Wie immer haben wir dieses Rezept für euch auch in unserer Rezeptdatenbank archiviert. Räuchert ihr euren Speck auch allein? Verratet uns doch einmal eure Vorgehensweise! Wir freuen uns auf eure Fragen, Anregungen und Kommentare!
Gut Glut!





Schaut ja ganz gut aus euer Speck, auch wenn ich den nur 14 Tage pökeln würde, hat bei mir bis jetzt immer ausgereicht. Aber ich wende ja ein ganz anderes Verfahren an. Ich reibe das Wammerl trocken mit Salz/Gewürzen ein und wende es öfter in der sich bildenden Lake. Danach wasche ich es ab und lass es noch zwei Tage hängen, bevor es in den Rauch geht. So hat eben jeder seine Methoden.
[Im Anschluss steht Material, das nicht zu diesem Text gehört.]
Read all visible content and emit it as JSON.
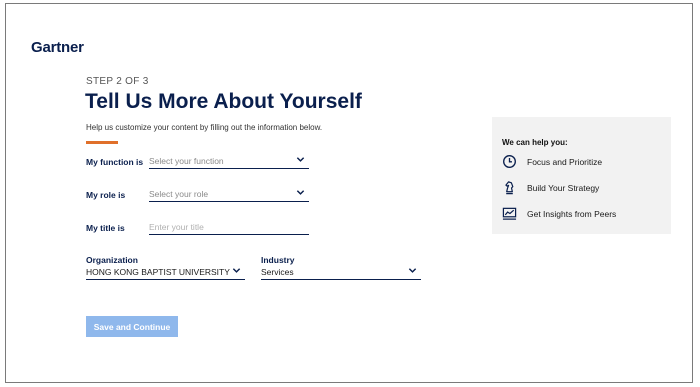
{
  "brand": {
    "logo_text": "Gartner"
  },
  "header": {
    "step": "STEP 2 OF 3",
    "title": "Tell Us More About Yourself",
    "subtitle": "Help us customize your content by filling out the information below."
  },
  "form": {
    "function": {
      "label": "My function is",
      "placeholder": "Select your function"
    },
    "role": {
      "label": "My role is",
      "placeholder": "Select your role"
    },
    "title_field": {
      "label": "My title is",
      "placeholder": "Enter your title"
    },
    "organization": {
      "label": "Organization",
      "value": "HONG KONG BAPTIST UNIVERSITY"
    },
    "industry": {
      "label": "Industry",
      "value": "Services"
    },
    "submit_label": "Save and Continue"
  },
  "help_panel": {
    "title": "We can help you:",
    "items": [
      {
        "icon": "clock-icon",
        "label": "Focus and Prioritize"
      },
      {
        "icon": "chess-knight-icon",
        "label": "Build Your Strategy"
      },
      {
        "icon": "chart-insights-icon",
        "label": "Get Insights from Peers"
      }
    ]
  },
  "colors": {
    "brand_navy": "#0a1f4d",
    "accent_orange": "#e0702a",
    "button_disabled": "#8fb8ec",
    "panel_bg": "#f2f2f2"
  }
}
Trockenpökelung verwenden wir auch bei einigen Schinken- und Specksorten. So werden z.B. unser Kammschinken oder die Räucherlinge ebenfalls trocken gepökelt. Kommt immer auf das Rezept an. Dann geht es allerdings tatsächlich schneller.
Hallo, das ist ein richtig gutes Rezept. Das Fleisch sieht einfach lecker aus! Ich persönlich würde noch etwas Paprikapulver nehmen, ist aber wohl geschmacksache. Auf jeden Fall danke für die Inspiration.
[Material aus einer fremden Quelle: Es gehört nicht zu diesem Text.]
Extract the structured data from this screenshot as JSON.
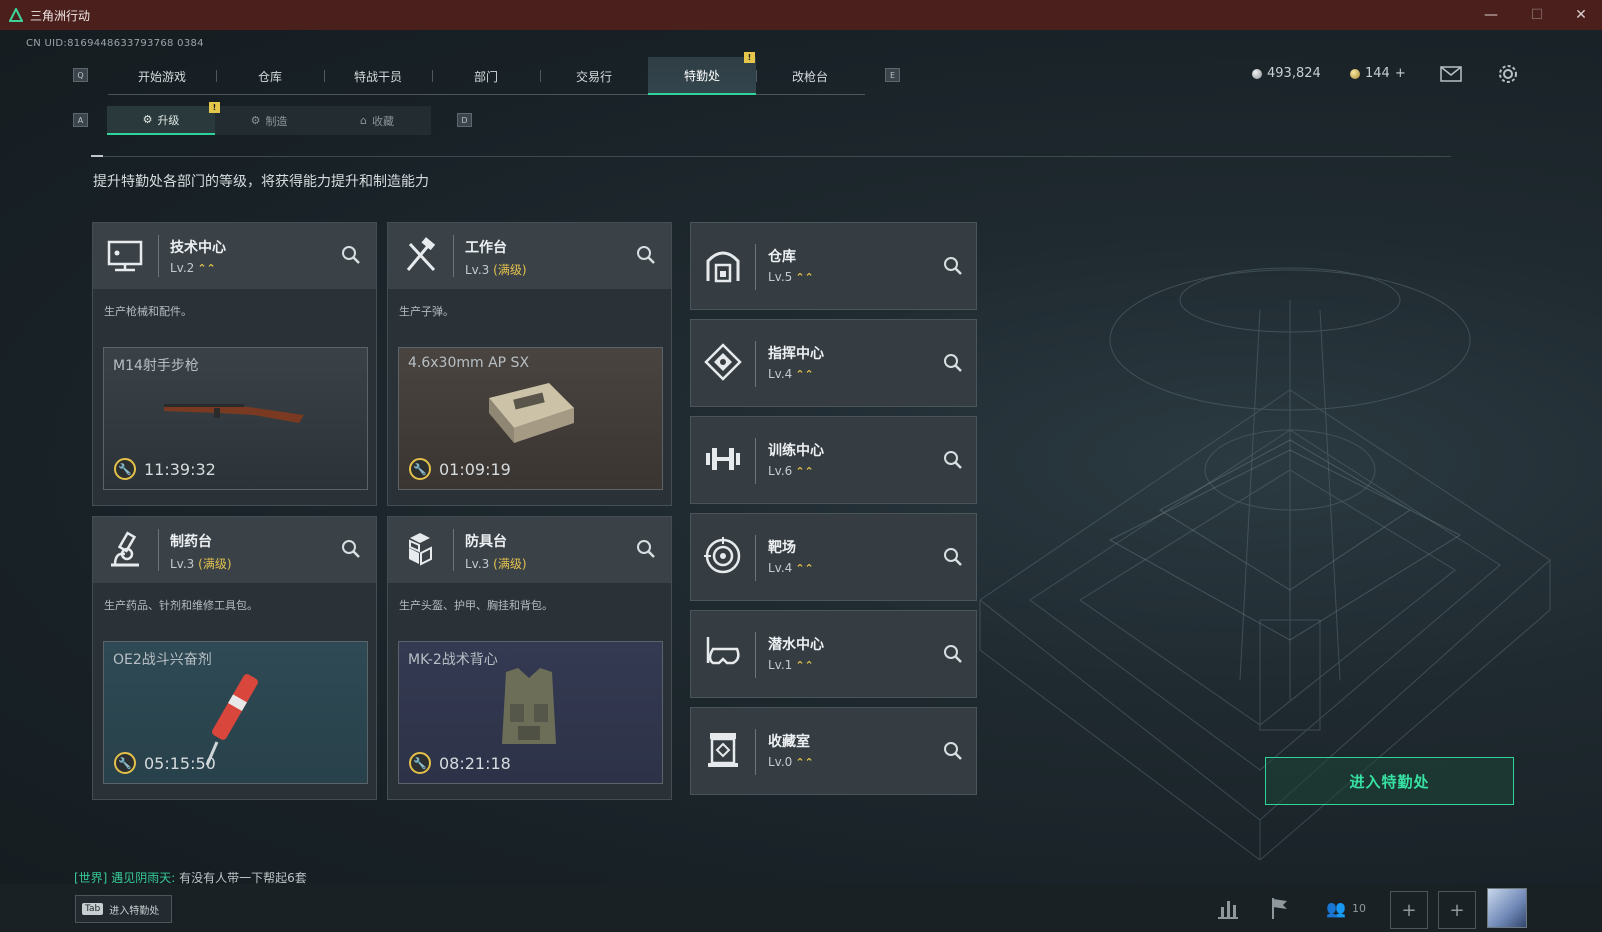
{
  "window": {
    "title": "三角洲行动",
    "controls": [
      "minimize-icon",
      "maximize-icon",
      "close-icon"
    ]
  },
  "uid": "CN UID:8169448633793768 0384",
  "keys": {
    "q": "Q",
    "e": "E",
    "a": "A",
    "d": "D"
  },
  "topnav": {
    "tabs": [
      {
        "label": "开始游戏",
        "active": false
      },
      {
        "label": "仓库",
        "active": false
      },
      {
        "label": "特战干员",
        "active": false
      },
      {
        "label": "部门",
        "active": false
      },
      {
        "label": "交易行",
        "active": false
      },
      {
        "label": "特勤处",
        "active": true
      },
      {
        "label": "改枪台",
        "active": false
      }
    ],
    "warn_mark": "!"
  },
  "currency": {
    "silver": "493,824",
    "gold": "144",
    "gold_plus": "+"
  },
  "subnav": {
    "tabs": [
      {
        "label": "升级",
        "icon": "upgrade-icon",
        "active": true
      },
      {
        "label": "制造",
        "icon": "craft-icon",
        "active": false
      },
      {
        "label": "收藏",
        "icon": "collection-icon",
        "active": false
      }
    ],
    "warn_mark": "!"
  },
  "subtitle": "提升特勤处各部门的等级，将获得能力提升和制造能力",
  "workshops": [
    {
      "name": "技术中心",
      "level": "Lv.2",
      "max": "",
      "desc": "生产枪械和配件。",
      "item": "M14射手步枪",
      "timer": "11:39:32",
      "icon": "computer-icon"
    },
    {
      "name": "工作台",
      "level": "Lv.3",
      "max": "(满级)",
      "desc": "生产子弹。",
      "item": "4.6x30mm AP SX",
      "timer": "01:09:19",
      "icon": "tools-icon"
    },
    {
      "name": "制药台",
      "level": "Lv.3",
      "max": "(满级)",
      "desc": "生产药品、针剂和维修工具包。",
      "item": "OE2战斗兴奋剂",
      "timer": "05:15:50",
      "icon": "microscope-icon"
    },
    {
      "name": "防具台",
      "level": "Lv.3",
      "max": "(满级)",
      "desc": "生产头盔、护甲、胸挂和背包。",
      "item": "MK-2战术背心",
      "timer": "08:21:18",
      "icon": "armor-icon"
    }
  ],
  "facilities": [
    {
      "name": "仓库",
      "level": "Lv.5",
      "icon": "warehouse-icon"
    },
    {
      "name": "指挥中心",
      "level": "Lv.4",
      "icon": "command-icon"
    },
    {
      "name": "训练中心",
      "level": "Lv.6",
      "icon": "dumbbell-icon"
    },
    {
      "name": "靶场",
      "level": "Lv.4",
      "icon": "target-icon"
    },
    {
      "name": "潜水中心",
      "level": "Lv.1",
      "icon": "diving-icon"
    },
    {
      "name": "收藏室",
      "level": "Lv.0",
      "icon": "collection-room-icon"
    }
  ],
  "enter_button": "进入特勤处",
  "chat": {
    "channel": "[世界]",
    "user": "遇见阴雨天:",
    "message": "有没有人带一下帮起6套"
  },
  "bottom": {
    "tab_key": "Tab",
    "tab_hint": "进入特勤处",
    "friends_count": "10"
  }
}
Hallo – bin aus dem Mühlviertel in Österreicht – ich hole das Fleisch vom Bauern meines Vertrauens – von einem etwas älteren Schwein, weil dies nicht so viel Wasser im Gewebe hat und zur Speckverarbeitung einfach besser geeignet ist! Trockenpöckeln 14 Tage – immer zusehen, dass überschüssige Feuchtigkeit beseitigt wird – dann in den Kaltrauch – 3 Wochen – 2mal täglich 3 – 4 h… Wichtig dabei ist, dass das Fleisch total abkühlen kann zwischen den Räuchergängen! Ich zünde früh morgens und abends. Dann ist der Speck wirklich schön schnittfest und hat ein kräftiges Aroma, die Schwarte muss ganz dunkelbraun und sehr, sehr hart sein. Vor allem ist er dann suuuper haltbar! Bei uns würde man zu dem Speck im obigen Bild eher sagen: “a G’söchts”
Hallo Isabell,
die Wartezeit zwischen den einzelnen Räuchergängen ist wirklich sehr wichtig. Abkühlen muss der Speck dabei eigentlich nicht, denn er wird ja kalt geräuchert.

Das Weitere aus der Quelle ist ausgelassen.